Couldn't agree more, Kudos to SCOTT for putting together a great bike for great price. I recently purchase a lower end SCOTT SPEEDSTER S60, aluminum frame with carbon forks. This bike is light and fast right out of the box. Handles well on the back roads of NJ and the streets of NEW YORK CITY. Sprints are effortless and hills feel like mild upgrades.


----------



## danielhaden

ROAD&DIRT said:


> Couldn't agree more, Kudos to SCOTT for putting together a great bike for great price. I recently purchase a lower end SCOTT SPEEDSTER S60, aluminum frame with carbon forks. This bike is light and fast right out of the box. Handles well on the back roads of NJ and the streets of NEW YORK CITY. Sprints are effortless and hills feel like mild upgrades.

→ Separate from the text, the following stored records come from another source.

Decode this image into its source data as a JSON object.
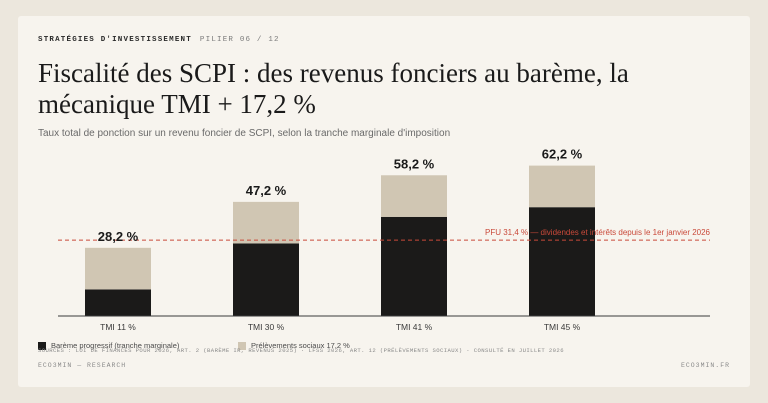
{
  "header": {
    "kicker": "STRATÉGIES D'INVESTISSEMENT",
    "pillar": "PILIER 06 / 12",
    "title": "Fiscalité des SCPI : des revenus fonciers au barème, la mécanique TMI + 17,2 %",
    "subtitle": "Taux total de ponction sur un revenu foncier de SCPI, selon la tranche marginale d'imposition"
  },
  "colors": {
    "bareme": "#1b1a19",
    "prelevements": "#d0c6b3",
    "pfu_line": "#c9493a",
    "axis": "#3a3a3a"
  },
  "chart_data": {
    "type": "bar",
    "stacked": true,
    "categories": [
      "TMI 11 %",
      "TMI 30 %",
      "TMI 41 %",
      "TMI 45 %"
    ],
    "series": [
      {
        "name": "Barème progressif (tranche marginale)",
        "values": [
          11,
          30,
          41,
          45
        ]
      },
      {
        "name": "Prélèvements sociaux 17,2 %",
        "values": [
          17.2,
          17.2,
          17.2,
          17.2
        ]
      }
    ],
    "totals": [
      "28,2 %",
      "47,2 %",
      "58,2 %",
      "62,2 %"
    ],
    "reference_line": {
      "value": 31.4,
      "label": "PFU 31,4 % — dividendes et intérêts depuis le 1er janvier 2026"
    },
    "ylim": [
      0,
      70
    ],
    "legend_position": "bottom-left"
  },
  "legend": {
    "bareme": "Barème progressif (tranche marginale)",
    "prelevements": "Prélèvements sociaux 17,2 %"
  },
  "sources": "SOURCES : LOI DE FINANCES POUR 2026, ART. 2 (BARÈME IR, REVENUS 2025) · LFSS 2026, ART. 12 (PRÉLÈVEMENTS SOCIAUX) · CONSULTÉ EN JUILLET 2026",
  "footer": {
    "left": "ECO3MIN — RESEARCH",
    "right": "ECO3MIN.FR"
  }
}
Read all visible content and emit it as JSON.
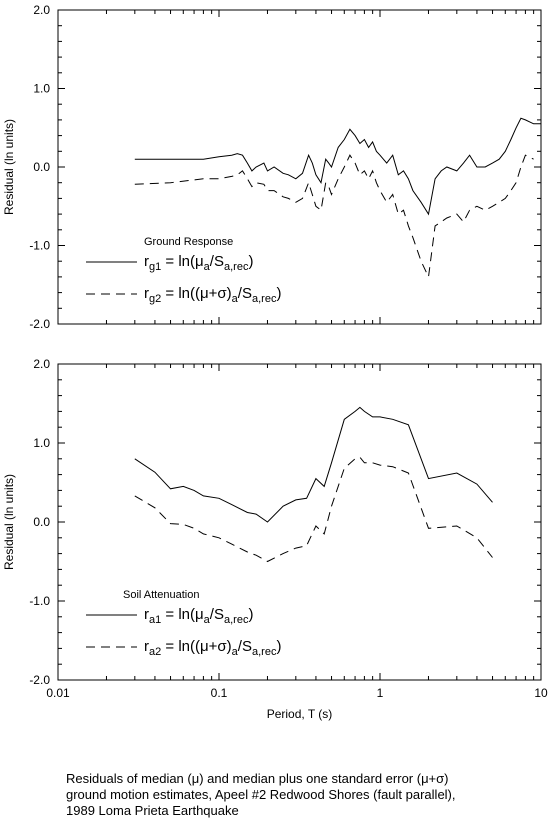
{
  "caption": {
    "line1": "Residuals of median (μ) and median plus one standard error (μ+σ)",
    "line2": "ground motion estimates, Apeel #2 Redwood Shores (fault parallel),",
    "line3": "1989 Loma Prieta Earthquake"
  },
  "chart_data": [
    {
      "type": "line",
      "panel": "top",
      "title": "Ground Response",
      "xlabel": "",
      "ylabel": "Residual (ln units)",
      "xscale": "log",
      "xlim": [
        0.01,
        10
      ],
      "ylim": [
        -2.0,
        2.0
      ],
      "yticks": [
        "2.0",
        "1.0",
        "0.0",
        "-1.0",
        "-2.0"
      ],
      "xticks": [],
      "grid": false,
      "legend_placement": "lower-left",
      "series": [
        {
          "name_parts": [
            "r",
            "g1",
            " = ln(μ",
            "a",
            "/S",
            "a,rec",
            ")"
          ],
          "style": "solid",
          "x": [
            0.03,
            0.05,
            0.08,
            0.1,
            0.12,
            0.13,
            0.14,
            0.15,
            0.16,
            0.17,
            0.19,
            0.2,
            0.22,
            0.25,
            0.27,
            0.3,
            0.33,
            0.36,
            0.38,
            0.4,
            0.43,
            0.46,
            0.48,
            0.5,
            0.55,
            0.6,
            0.65,
            0.7,
            0.75,
            0.8,
            0.85,
            0.9,
            0.95,
            1.0,
            1.1,
            1.2,
            1.3,
            1.4,
            1.5,
            1.6,
            1.8,
            2.0,
            2.2,
            2.4,
            2.6,
            3.0,
            3.3,
            3.6,
            4.0,
            4.5,
            5.0,
            5.5,
            6.0,
            6.5,
            7.0,
            7.5,
            8.0,
            9.0,
            10.0
          ],
          "y": [
            0.1,
            0.1,
            0.1,
            0.13,
            0.15,
            0.17,
            0.15,
            0.05,
            -0.05,
            0.0,
            0.05,
            -0.05,
            0.0,
            -0.08,
            -0.1,
            -0.15,
            -0.08,
            0.15,
            0.05,
            -0.1,
            -0.2,
            0.1,
            0.05,
            0.0,
            0.25,
            0.35,
            0.48,
            0.4,
            0.3,
            0.35,
            0.25,
            0.32,
            0.2,
            0.15,
            0.05,
            0.15,
            -0.1,
            -0.05,
            -0.15,
            -0.3,
            -0.45,
            -0.6,
            -0.15,
            -0.05,
            0.0,
            -0.05,
            0.05,
            0.15,
            0.0,
            0.0,
            0.05,
            0.1,
            0.2,
            0.35,
            0.5,
            0.62,
            0.6,
            0.55,
            0.55
          ]
        },
        {
          "name_parts": [
            "r",
            "g2",
            " = ln((μ+σ)",
            "a",
            "/S",
            "a,rec",
            ")"
          ],
          "style": "dashed",
          "x": [
            0.03,
            0.05,
            0.08,
            0.1,
            0.12,
            0.13,
            0.14,
            0.15,
            0.16,
            0.17,
            0.19,
            0.2,
            0.22,
            0.25,
            0.27,
            0.3,
            0.33,
            0.36,
            0.38,
            0.4,
            0.43,
            0.46,
            0.48,
            0.5,
            0.55,
            0.6,
            0.65,
            0.7,
            0.75,
            0.8,
            0.85,
            0.9,
            0.95,
            1.0,
            1.1,
            1.2,
            1.3,
            1.4,
            1.5,
            1.6,
            1.8,
            2.0,
            2.2,
            2.4,
            2.6,
            3.0,
            3.3,
            3.6,
            4.0,
            4.5,
            5.0,
            5.5,
            6.0,
            6.5,
            7.0,
            7.5,
            8.0,
            9.0
          ],
          "y": [
            -0.22,
            -0.2,
            -0.15,
            -0.15,
            -0.12,
            -0.1,
            -0.05,
            -0.15,
            -0.25,
            -0.2,
            -0.22,
            -0.3,
            -0.3,
            -0.38,
            -0.4,
            -0.45,
            -0.4,
            -0.2,
            -0.35,
            -0.5,
            -0.55,
            -0.2,
            -0.25,
            -0.35,
            -0.15,
            0.0,
            0.15,
            0.05,
            -0.1,
            -0.05,
            -0.15,
            -0.05,
            -0.2,
            -0.3,
            -0.45,
            -0.35,
            -0.6,
            -0.55,
            -0.75,
            -0.9,
            -1.2,
            -1.4,
            -0.75,
            -0.7,
            -0.65,
            -0.6,
            -0.7,
            -0.55,
            -0.5,
            -0.55,
            -0.5,
            -0.45,
            -0.4,
            -0.3,
            -0.2,
            0.0,
            0.15,
            0.1
          ]
        }
      ]
    },
    {
      "type": "line",
      "panel": "bottom",
      "title": "Soil Attenuation",
      "xlabel": "Period, T (s)",
      "ylabel": "Residual (ln units)",
      "xscale": "log",
      "xlim": [
        0.01,
        10
      ],
      "ylim": [
        -2.0,
        2.0
      ],
      "yticks": [
        "2.0",
        "1.0",
        "0.0",
        "-1.0",
        "-2.0"
      ],
      "xticks": [
        "0.01",
        "0.1",
        "1",
        "10"
      ],
      "grid": false,
      "legend_placement": "lower-left",
      "series": [
        {
          "name_parts": [
            "r",
            "a1",
            " = ln(μ",
            "a",
            "/S",
            "a,rec",
            ")"
          ],
          "style": "solid",
          "x": [
            0.03,
            0.04,
            0.05,
            0.06,
            0.07,
            0.08,
            0.1,
            0.12,
            0.15,
            0.17,
            0.2,
            0.25,
            0.3,
            0.35,
            0.4,
            0.45,
            0.5,
            0.6,
            0.7,
            0.75,
            0.8,
            0.9,
            1.0,
            1.2,
            1.5,
            2.0,
            3.0,
            4.0,
            5.0
          ],
          "y": [
            0.8,
            0.63,
            0.42,
            0.45,
            0.4,
            0.33,
            0.3,
            0.22,
            0.12,
            0.1,
            0.0,
            0.2,
            0.28,
            0.3,
            0.55,
            0.45,
            0.75,
            1.3,
            1.4,
            1.45,
            1.4,
            1.33,
            1.33,
            1.3,
            1.23,
            0.55,
            0.62,
            0.48,
            0.25
          ]
        },
        {
          "name_parts": [
            "r",
            "a2",
            " = ln((μ+σ)",
            "a",
            "/S",
            "a,rec",
            ")"
          ],
          "style": "dashed",
          "x": [
            0.03,
            0.04,
            0.05,
            0.06,
            0.07,
            0.08,
            0.1,
            0.12,
            0.15,
            0.17,
            0.2,
            0.25,
            0.3,
            0.35,
            0.4,
            0.45,
            0.5,
            0.6,
            0.7,
            0.75,
            0.8,
            0.9,
            1.0,
            1.2,
            1.5,
            2.0,
            3.0,
            4.0,
            5.0
          ],
          "y": [
            0.33,
            0.18,
            -0.02,
            -0.03,
            -0.08,
            -0.15,
            -0.2,
            -0.28,
            -0.38,
            -0.42,
            -0.5,
            -0.4,
            -0.33,
            -0.3,
            -0.05,
            -0.15,
            0.2,
            0.68,
            0.8,
            0.82,
            0.75,
            0.75,
            0.72,
            0.7,
            0.62,
            -0.08,
            -0.05,
            -0.2,
            -0.45
          ]
        }
      ]
    }
  ]
}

This is cool. On the S60, there's one upgrade I'd do. That's DT Alloy Spoke Nipples in the front wheel (and only the front wheel). Its an inexpensive trick to make a basic wheelset perform up close to a higher end wheelset.  
What that does is the "nothing in the way" sensation since you're no longer propelling 28 chrome plated brass weights around in circles.

Time for that is approximately 2 months after the wheel is new--when any new wheel is due for its first truing service (its less expensive / more convenient to do upgrade at normal maintenance time). 

Also possible (and somewhat unnecessary) is Wheelsmith DB14 spokes in the front wheel. Those work great to pep up a "28 radial" basic front wheel for an extra-cushy ride. 

As for the rear wheel, I wouldn't make any changes except for the normal regular maintenance (first at 2 months, and then yearly) of customary tensioning/truing.


----------



## Opus51569

I started a thread on the Bikes/Frames/Forks forum but I guess I should have checked here first. I just purchased an S30 and I'm waiting for it to be delivered and built. I've read a few scary threads here about frame cracks and lousy service in previous years. Anyone else have good news about the 2009s?


----------



## loskaos

how much you got it for? im trying to get one here in Colorado but no luck so far..


----------



## Opus51569

Retail was $1199 but the shop knocked $150 off so I payed $1050. Test ride was good. I chose the 56cm. The stem may be a little long but I'll know more once I can take it out for some longer runs. I also road a Jamis and a Cannondale CAAD 9, but both were $1200 on sale which was just out of my range.


----------